Technical correction: in a steady state descent the g meter will read slightly less than 1g since the component of gravity perpendicular to the wing is slightly reduced, so stall speed is slightly reduced. But even for, say a 12 degree descent angle, this is a 1% effect - less than one knot.

Right, loading is loading, whether the wing is holding the airplane up 100%, turning the airplane 100%, or a split between the two... There's still only 100% to spread around.

But what dropping the nose gives you is a decreased radius of turn for the same loading. After all, the radius of a turn drops to zero if the aircraft is vertical.

True: But the mis-conception is that a steady rate of descent is all that is needed. As Steve pointed out you must allow the aircraft to accelerate vertically, e.g., rate of descent constantly increasing, in order to decrease the turn radius at the same wing loading.

effects of the g-vector

This is a worthwhile side issue to discuss briefly, because I think there are fairly widespread misconceptions.

In Shaw's book, "Fighter Combat - tactics and maneuvering" he describes how military pilots use the contribution of the gravity vector in either aiding or resisting your turns, and whether the resulting turn radius is decreased or increased.

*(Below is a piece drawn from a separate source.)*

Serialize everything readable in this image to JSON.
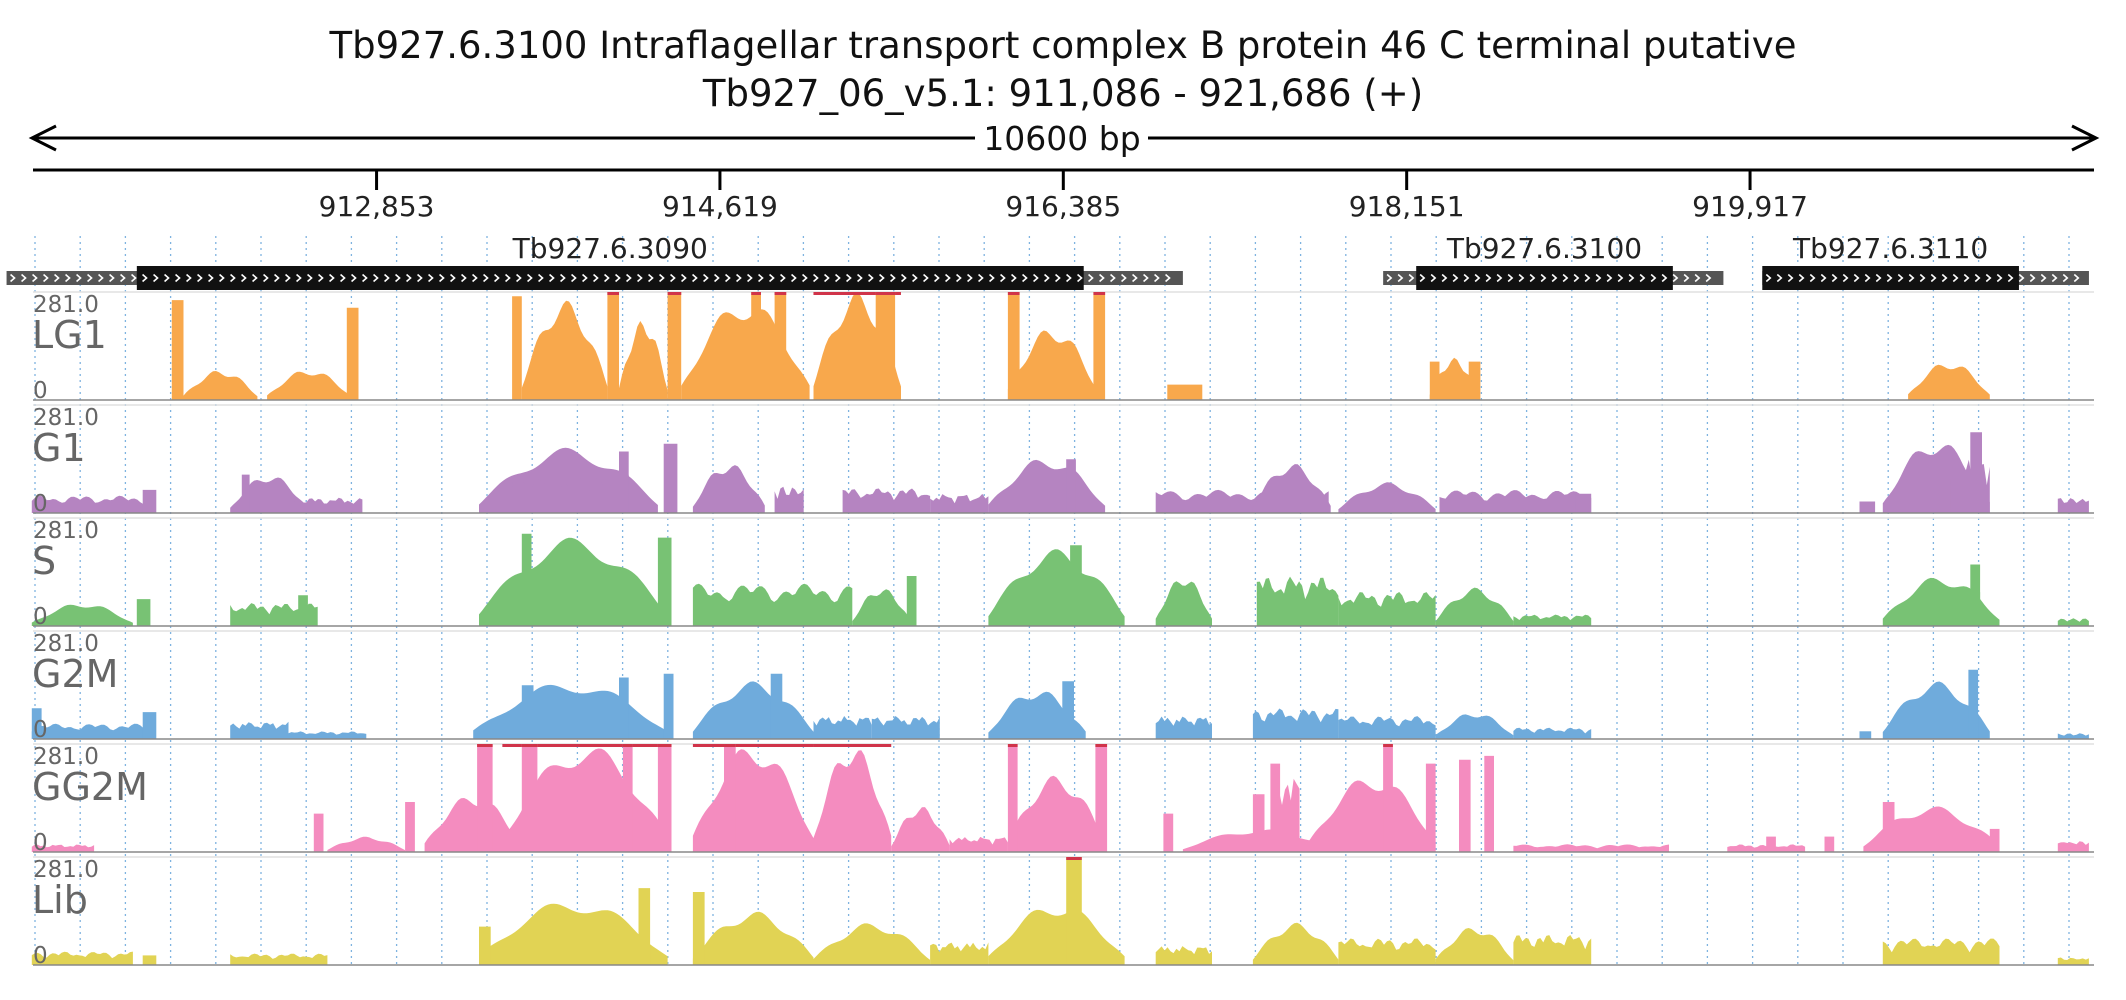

In addition to the focus here on stall-spin from base to final, another place where the vertical energy exchange can have a big effect is on "the impossible turn" back to the runway after engine failure that clearly is not impossible, just dangerous for the unpracticed.
Any time you are turning and you can use vertical acceleration to help the turn, you reduce the demands on the wing to do the turning. As Toolbuilder pointed out, if you point the airplane vertically at the ground, a turn is now just a roll to a heading.

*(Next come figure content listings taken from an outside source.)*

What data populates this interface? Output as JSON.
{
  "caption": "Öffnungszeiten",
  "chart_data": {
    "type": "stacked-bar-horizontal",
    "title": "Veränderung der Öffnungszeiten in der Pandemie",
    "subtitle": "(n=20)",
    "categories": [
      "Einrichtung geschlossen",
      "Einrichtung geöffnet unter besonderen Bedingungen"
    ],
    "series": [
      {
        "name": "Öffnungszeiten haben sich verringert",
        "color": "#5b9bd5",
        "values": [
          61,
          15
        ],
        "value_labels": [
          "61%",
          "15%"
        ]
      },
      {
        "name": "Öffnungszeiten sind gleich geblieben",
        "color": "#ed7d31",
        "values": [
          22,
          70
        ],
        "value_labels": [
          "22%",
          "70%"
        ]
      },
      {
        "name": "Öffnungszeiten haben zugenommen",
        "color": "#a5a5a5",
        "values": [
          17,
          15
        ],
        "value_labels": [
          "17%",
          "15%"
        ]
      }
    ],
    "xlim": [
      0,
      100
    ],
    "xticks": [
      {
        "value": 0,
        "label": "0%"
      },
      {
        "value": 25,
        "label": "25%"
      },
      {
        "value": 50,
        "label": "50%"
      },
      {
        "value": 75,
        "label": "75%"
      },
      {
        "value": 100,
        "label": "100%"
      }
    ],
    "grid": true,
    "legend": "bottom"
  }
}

But you do eventually have to pull out of the dive. So you are exchanging loading demands for turning for later loading demands for pulling out. Someone that does not 'feel' the loading they are asking for from the airplane may try to turn and pull out at the same time, in the latter half of an overshoot turn to final, or in the latter portion of a gliding turn back to the runway. When you ask the wing to do both at once, you should be very aware of your stall margins.

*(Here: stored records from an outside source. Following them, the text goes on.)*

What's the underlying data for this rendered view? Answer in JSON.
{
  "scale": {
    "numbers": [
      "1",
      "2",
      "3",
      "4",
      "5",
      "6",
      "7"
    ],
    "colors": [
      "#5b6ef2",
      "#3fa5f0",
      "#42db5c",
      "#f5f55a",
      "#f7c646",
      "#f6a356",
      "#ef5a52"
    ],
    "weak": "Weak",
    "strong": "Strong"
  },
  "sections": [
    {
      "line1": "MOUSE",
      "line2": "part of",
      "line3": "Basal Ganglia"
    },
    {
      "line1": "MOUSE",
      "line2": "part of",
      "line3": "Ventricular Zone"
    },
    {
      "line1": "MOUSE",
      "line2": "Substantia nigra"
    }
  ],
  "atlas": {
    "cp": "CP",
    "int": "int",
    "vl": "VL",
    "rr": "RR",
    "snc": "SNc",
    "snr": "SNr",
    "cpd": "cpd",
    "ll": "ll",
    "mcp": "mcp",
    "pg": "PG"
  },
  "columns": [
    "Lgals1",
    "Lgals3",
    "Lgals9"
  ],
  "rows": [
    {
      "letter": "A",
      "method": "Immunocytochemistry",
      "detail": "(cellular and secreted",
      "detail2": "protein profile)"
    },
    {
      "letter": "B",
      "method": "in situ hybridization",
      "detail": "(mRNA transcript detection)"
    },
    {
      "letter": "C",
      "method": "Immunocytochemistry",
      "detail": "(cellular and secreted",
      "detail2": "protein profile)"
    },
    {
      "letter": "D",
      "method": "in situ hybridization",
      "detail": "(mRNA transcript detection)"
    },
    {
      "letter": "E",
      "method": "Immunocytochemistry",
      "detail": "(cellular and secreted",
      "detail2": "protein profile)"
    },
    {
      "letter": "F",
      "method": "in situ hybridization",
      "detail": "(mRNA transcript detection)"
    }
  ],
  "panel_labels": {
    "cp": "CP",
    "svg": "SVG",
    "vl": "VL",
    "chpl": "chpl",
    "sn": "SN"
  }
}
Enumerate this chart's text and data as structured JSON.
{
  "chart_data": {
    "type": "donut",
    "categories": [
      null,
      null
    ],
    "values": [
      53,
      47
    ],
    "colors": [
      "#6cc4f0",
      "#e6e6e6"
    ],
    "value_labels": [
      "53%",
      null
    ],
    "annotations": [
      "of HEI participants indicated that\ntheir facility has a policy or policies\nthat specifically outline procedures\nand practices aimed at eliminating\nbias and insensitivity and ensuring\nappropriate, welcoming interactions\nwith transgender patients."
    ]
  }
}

Another area where this is relevant occurs to me -- recovering from spiral dives. Same story exactly. I think many a training syllabus (syllabi?) teach to recover by first rolling the wings level, then pulling the nose up to level. This avoids the combined loading described above.

Just a side note of caution on that recovery method, not important for RV's because they roll quickly. In sailplanes, especially an open-class sailplane with a full load of water, the roll rate is very slow, and if you try to follow this method, then by the time you get the wings rolled level, you will have allowed the glider to reach very high speeds. You could easily over-g on pull-up, and if you don't you may exceed flutter speed. Choose your poison. So, the proper recovery strategy for a sailplane with a lot of roll inertia is that you better start pulling out while you are still rolling. It is also good to use the wing dihedral to help roll, by slipping a bit.

BobTurner said:

True: But the mis-conception is that a steady rate of descent is all that is needed. As Steve pointed out you must allow the aircraft to accelerate vertically, e.g., rate of descent constantly increasing, in order to decrease the turn radius at the same wing loading.

Click to expand...

Yes, you can fly level or have a minimum turn radius, but you can't have both at the same time. It's a little like the contact patch of the front tire of a street motorcycle - you can have maximum braking or maximum cornering, but there is a finite amount of traction to go around.

In any case, if you're at the limit on one, you better hope you don't need the other.

scsmith said:

....But you do eventually have to pull out of the dive. So you are exchanging loading demands for turning for later loading demands for pulling out...

Click to expand...

Thank for bringing up that point. Unloading the wing in the turn (exchange altitude for tighter turn) is a "rob Peter to pay Paul" scenario. That higher descent rate will have to be arrested at some point, and the longer or tighter you turn, the bigger the debt you repay at the other end.